Introduction: Sonrisas by Pat Mora

1)Mora, Pat. "Sonriasa." The Norton Introduction to Poetry. Comp. Paul J. Hunter, Alison Booth, and Kelly J. Mays. Ed. Peter Simon. New York, London: W.W. Norton and Company, 2007. 239.

Sonrisas
I live in a doorway
between two rooms. I hear
quiet clicks, cups of black
coffee, click, click like facts
budgets, tenure, curriculum,
from careful women in crisp beige
suits, quick beige smiles
that seldom sneak into their eyes.
I peek
in the other room seƱoras
in faded dresses stir sweet
milk coffee, laughter whirls
with steam from fresh tamales
sh, sh, mucho ruido,*
they scold one another,
press their lips, trap smiles
in their dark, Mexican eyes.
--Pat Mora
From Borders, 1986.
* lots of noise

2) Sonrisas is a short poem where the speaker describes him/herself as living between two doorways. In one room a quiet setting of uptight women is described. They do not really talk or smile and stick strictly to business. In the other room a setting of loud women who are boisterous and happy is found, they are Mexicans.

3) I like this poem because it describes two different cultures through coffee, and the atmosphere women create when drinking it. I also enjoy the use of Spanish, the fact that it does not rhyme, and the image of different smiles in each culture's eyes. It made me aware of the way Mexican-Americans, or any mixed race, must feel in the world.

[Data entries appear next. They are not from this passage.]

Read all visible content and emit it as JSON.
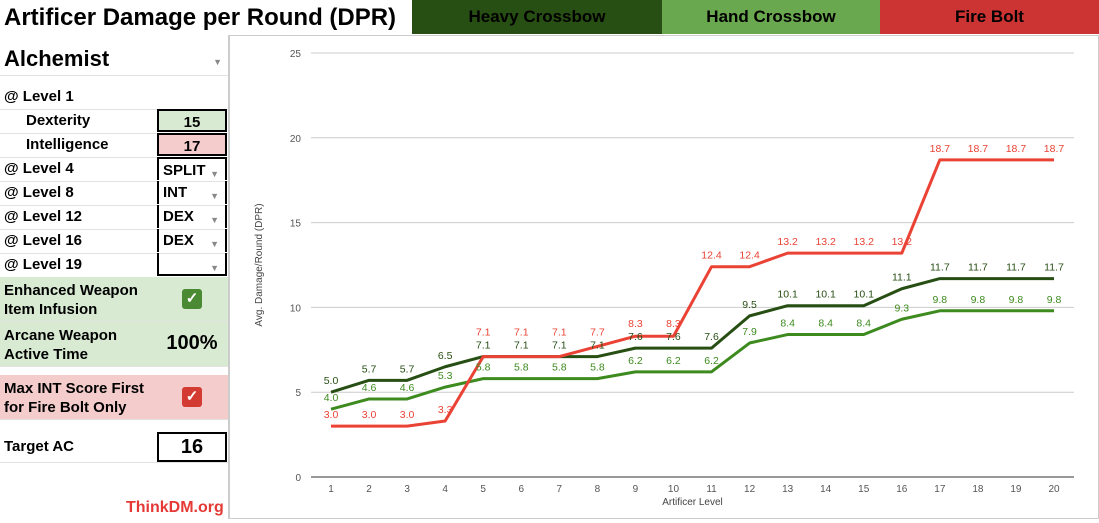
{
  "title": "Artificer Damage per Round (DPR)",
  "legend": [
    {
      "label": "Heavy Crossbow",
      "color": "#274e13"
    },
    {
      "label": "Hand Crossbow",
      "color": "#6aa84f"
    },
    {
      "label": "Fire Bolt",
      "color": "#cc3333"
    }
  ],
  "left": {
    "subclass": "Alchemist",
    "level1": "@ Level 1",
    "dex_label": "Dexterity",
    "dex_value": "15",
    "int_label": "Intelligence",
    "int_value": "17",
    "asi": [
      {
        "label": "@ Level 4",
        "value": "SPLIT"
      },
      {
        "label": "@ Level 8",
        "value": "INT"
      },
      {
        "label": "@ Level 12",
        "value": "DEX"
      },
      {
        "label": "@ Level 16",
        "value": "DEX"
      },
      {
        "label": "@ Level 19",
        "value": ""
      }
    ],
    "enhanced_label_1": "Enhanced Weapon",
    "enhanced_label_2": "Item Infusion",
    "enhanced_checked": true,
    "arcane_label_1": "Arcane Weapon",
    "arcane_label_2": "Active Time",
    "arcane_value": "100%",
    "maxint_label_1": "Max INT Score First",
    "maxint_label_2": "for Fire Bolt Only",
    "maxint_checked": true,
    "ac_label": "Target AC",
    "ac_value": "16",
    "credit": "ThinkDM.org"
  },
  "chart_data": {
    "type": "line",
    "xlabel": "Artificer Level",
    "ylabel": "Avg. Damage/Round (DPR)",
    "ylim": [
      0,
      25
    ],
    "yticks": [
      0,
      5,
      10,
      15,
      20,
      25
    ],
    "x": [
      1,
      2,
      3,
      4,
      5,
      6,
      7,
      8,
      9,
      10,
      11,
      12,
      13,
      14,
      15,
      16,
      17,
      18,
      19,
      20
    ],
    "grid": true,
    "series": [
      {
        "name": "Heavy Crossbow",
        "color": "#274e13",
        "values": [
          5.0,
          5.7,
          5.7,
          6.5,
          7.1,
          7.1,
          7.1,
          7.1,
          7.6,
          7.6,
          7.6,
          9.5,
          10.1,
          10.1,
          10.1,
          11.1,
          11.7,
          11.7,
          11.7,
          11.7
        ]
      },
      {
        "name": "Hand Crossbow",
        "color": "#3d8b1f",
        "values": [
          4.0,
          4.6,
          4.6,
          5.3,
          5.8,
          5.8,
          5.8,
          5.8,
          6.2,
          6.2,
          6.2,
          7.9,
          8.4,
          8.4,
          8.4,
          9.3,
          9.8,
          9.8,
          9.8,
          9.8
        ]
      },
      {
        "name": "Fire Bolt",
        "color": "#ea4335",
        "values": [
          3.0,
          3.0,
          3.0,
          3.3,
          7.1,
          7.1,
          7.1,
          7.7,
          8.3,
          8.3,
          12.4,
          12.4,
          13.2,
          13.2,
          13.2,
          13.2,
          18.7,
          18.7,
          18.7,
          18.7
        ]
      }
    ]
  }
}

4) "Sonrisas" reminded me of "Living in Sin" by Adrienne Rich. The use of coffee to represent a woman's state of being/mind is a commmon factor in these two stories. "Living in Sin's" speaker let the coffee boil over on the stove top. This small neglectful element is very telling of her state in the poem. She could boil over from the patriarchal dominance of her culture. "Sonrisas" uses the coffee to explain the difference in two cultures in the same setting. In one, she shows, "quiet clicks, cups of black coffee, click click like facts, budgets, tenure, curriculum..." (3-5). Then, in the next setting we see, "sweet milk [being stirred] coffee, laughter whirls with steam from fresh tamales sh, sh, mucho ruido" (11-14). The use of image of coffee in both poems reflects the situations portrayed.

1 comment:

Desiree Goodwin said...

I really like the poem you chose! I love how the atmosphere is decribed by two women drinking coffee and how the culture is described.